Im Leben ist Vielfalt für Alain Caparros mit Charaktereigenschaften wie Humor, Menschenkenntnis, Intuition und situativer Intelligenz verbunden. Attitüden französischer Manager, die offen zur Schau getragene Nichtachtung der Gesprächspartner durch Zuspätkommen, nebenher geführte Handytelefonate oder ständiges Abschweifen von der Tagesordnung empfindet er als störend.

Zu seinem Führungsprinzip gehört auch, dass sein Büro stets offen ist: Jeder kann mit seinem Anliegen zu ihm kommen. Von Bewerbern fordert er, ihre Motivation für den Job authentisch zu begründen und auch außerhalb ihres Berufslebens ein glaubwürdiges Engagement für ein soziales, ökologisches oder kulturelles Anliegen nachzuweisen. Er möchte, dass sie in der Lage sind, mutig über den Tellerrand ihrer Karriere zu blicken. Die Fähigkeit, Komplexität zu bewältigen, indem sie weitestgehend reduziert wird, ist aus seiner Sicht die entscheidende Qualifikation der Zukunft. (Wirtschaftswoche, 5.1.2015)

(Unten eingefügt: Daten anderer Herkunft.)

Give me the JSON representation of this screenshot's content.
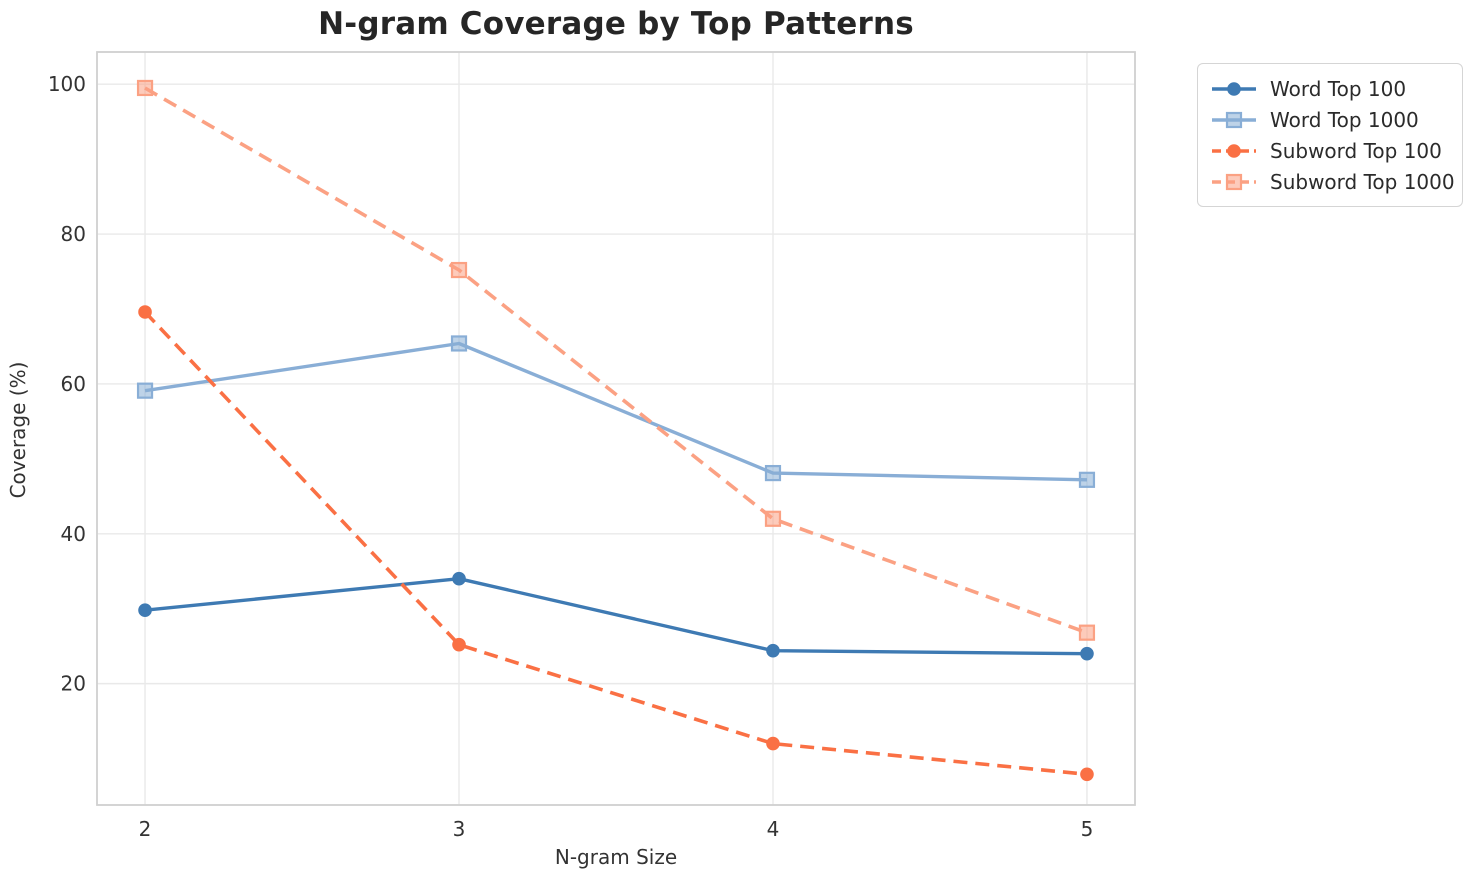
{
  "figure": {
    "title": "N-gram Coverage by Top Patterns",
    "background_color": "#ffffff",
    "grid_color": "#e9e9e9",
    "spine_color": "#d0d0d0",
    "title_color": "#262626",
    "tick_color": "#333333"
  },
  "chart_data": {
    "type": "line",
    "title": "N-gram Coverage by Top Patterns",
    "xlabel": "N-gram Size",
    "ylabel": "Coverage (%)",
    "x": [
      2,
      3,
      4,
      5
    ],
    "x_tick_labels": [
      "2",
      "3",
      "4",
      "5"
    ],
    "y_ticks": [
      20,
      40,
      60,
      80,
      100
    ],
    "y_tick_labels": [
      "20",
      "40",
      "60",
      "80",
      "100"
    ],
    "xlim": [
      1.847,
      5.153
    ],
    "ylim": [
      3.8,
      104.3
    ],
    "grid": true,
    "legend_position": "upper-right-outside",
    "series": [
      {
        "name": "Word Top 100",
        "values": [
          29.8,
          34.0,
          24.4,
          24.0
        ],
        "color": "#3e7ab3",
        "marker": "circle",
        "line_style": "solid"
      },
      {
        "name": "Word Top 1000",
        "values": [
          59.1,
          65.4,
          48.1,
          47.2
        ],
        "color": "#89aed6",
        "marker": "square",
        "line_style": "solid"
      },
      {
        "name": "Subword Top 100",
        "values": [
          69.6,
          25.2,
          12.0,
          7.9
        ],
        "color": "#fa7044",
        "marker": "circle",
        "line_style": "dashed"
      },
      {
        "name": "Subword Top 1000",
        "values": [
          99.5,
          75.2,
          42.0,
          26.8
        ],
        "color": "#fba183",
        "marker": "square",
        "line_style": "dashed"
      }
    ]
  }
}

Begegnungen mit Profilneurotikern verärgern ihn. Er ist für klare Verhältnisse und mag es nicht, wenn um den heißen Brei geredet wird. Er diskutiert und streitet, ist aber nicht nachtragend. Und er ist unkonventionell: So legt er bei seinen Reden häufig das Manuskript beiseite und spricht davon, dass sich jeder Mitarbeiter für mehr Nachhaltigkeit einsetzen sollte. Denn eine Vision von ihm ist, dass die fast 400.000 Mitarbeiter eines Tages den Job bei REWE nicht mehr nur als Lebensunterhalt sehen, sondern als Engagement für Nachhaltigkeit.

Die Zukunft der Lebensmittelbranche

Die Zukunftsfähigkeit und Wettbewerbsfähigkeit der Lebensmittelbranche entscheidet sich für Caparros am Thema Nachhaltigkeit. Dazu gehört seine Überzeugung, dass nachhaltige Produkte einen Platz in der Vielfalt des Angebots haben werden, „den sie heute noch nicht haben.“ Nachhaltigkeit ist für ihn kein Trend und auch keine Marketingstrategie, sondern eine langfristig wirkende, erlebbare Haltung des Unternehmens. Wenn sich Unternehmen heute nicht mit Nachhaltigkeit befassen, dann katapultieren sie sich seiner Meinung nach langfristig selbst aus dem Markt.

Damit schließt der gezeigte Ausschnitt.